Ms. Isaacson-Jones told the Los Angeles Times that “Andy and I agreed immediately that, if more women had prenatal care and housing and food and all the rest of it, more might choose to carry their pregnancies to term, to parent, if that is their choice.” Throughout the 1990s, the Common Ground network worked to forge consensus among people on both sides of the abortion divide to improve access to adoption and expand aid to poor pregnant mothers and their children.
In the years since, Puzder has continued to champion the pro-life cause as a philanthropist and businessmen. He has generously supported Americans United for Life’s legal efforts to protect the unborn as well as the work of the Susan B. Anthony List. I have known him for years and can testify to his integrity, his faith, and his sincere desire to bridge differences with respect and mutual understanding.

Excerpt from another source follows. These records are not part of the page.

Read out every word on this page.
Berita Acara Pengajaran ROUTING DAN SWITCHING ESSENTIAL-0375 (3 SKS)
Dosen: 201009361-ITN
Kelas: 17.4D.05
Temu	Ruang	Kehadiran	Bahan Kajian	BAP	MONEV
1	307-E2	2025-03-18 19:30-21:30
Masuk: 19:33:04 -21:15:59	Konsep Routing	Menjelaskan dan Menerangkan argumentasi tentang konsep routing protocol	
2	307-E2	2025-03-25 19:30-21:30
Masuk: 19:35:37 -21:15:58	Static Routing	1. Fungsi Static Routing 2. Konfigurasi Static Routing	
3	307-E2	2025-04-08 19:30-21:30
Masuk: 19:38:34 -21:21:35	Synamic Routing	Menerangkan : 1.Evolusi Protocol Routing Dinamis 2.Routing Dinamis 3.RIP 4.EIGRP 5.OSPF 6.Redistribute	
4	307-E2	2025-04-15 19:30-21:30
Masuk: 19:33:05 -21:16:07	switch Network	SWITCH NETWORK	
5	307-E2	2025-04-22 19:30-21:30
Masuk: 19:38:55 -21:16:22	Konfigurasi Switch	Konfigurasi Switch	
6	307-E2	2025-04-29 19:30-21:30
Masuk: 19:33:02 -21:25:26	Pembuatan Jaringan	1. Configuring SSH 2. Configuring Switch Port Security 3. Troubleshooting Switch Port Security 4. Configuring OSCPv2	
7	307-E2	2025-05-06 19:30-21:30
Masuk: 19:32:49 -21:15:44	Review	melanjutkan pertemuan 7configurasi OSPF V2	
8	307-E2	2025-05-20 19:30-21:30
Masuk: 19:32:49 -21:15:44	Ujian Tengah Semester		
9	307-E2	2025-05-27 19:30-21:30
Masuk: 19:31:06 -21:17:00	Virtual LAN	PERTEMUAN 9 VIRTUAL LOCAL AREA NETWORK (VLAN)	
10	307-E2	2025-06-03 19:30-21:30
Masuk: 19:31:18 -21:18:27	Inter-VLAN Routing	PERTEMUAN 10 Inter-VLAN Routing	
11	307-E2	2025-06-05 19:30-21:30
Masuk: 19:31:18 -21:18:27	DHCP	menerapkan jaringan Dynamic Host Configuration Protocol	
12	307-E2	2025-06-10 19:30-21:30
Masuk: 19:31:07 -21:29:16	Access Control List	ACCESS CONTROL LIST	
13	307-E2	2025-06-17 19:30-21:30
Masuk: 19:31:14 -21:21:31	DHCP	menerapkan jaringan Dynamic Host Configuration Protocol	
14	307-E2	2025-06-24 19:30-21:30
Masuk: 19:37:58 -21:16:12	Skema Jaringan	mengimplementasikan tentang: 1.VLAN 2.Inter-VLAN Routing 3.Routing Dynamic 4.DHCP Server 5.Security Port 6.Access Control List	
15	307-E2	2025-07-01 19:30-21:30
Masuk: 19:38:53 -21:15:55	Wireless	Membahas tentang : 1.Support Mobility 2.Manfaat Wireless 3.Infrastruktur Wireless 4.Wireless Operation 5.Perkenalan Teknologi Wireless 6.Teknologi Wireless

Too often in Washington, character assassination is used as just another ploy to gain political advantage. But any effort to portray Andrew Puzder as anything other than a champion of the most vulnerable among us – unborn children – would be a profound injustice. His lifetime of work and public service demonstrates his profound understanding of the value of every human person, no matter how small. That’s the bedrock upon which he will develop and implement policies that benefit American workers and employers alike as Secretary of Labor. He deserves the support of every member of the United States Senate.
LifeNews Note: Marjorie Dannenfelser is the president of the Susan B. Anthony List, a pro-life women’s group.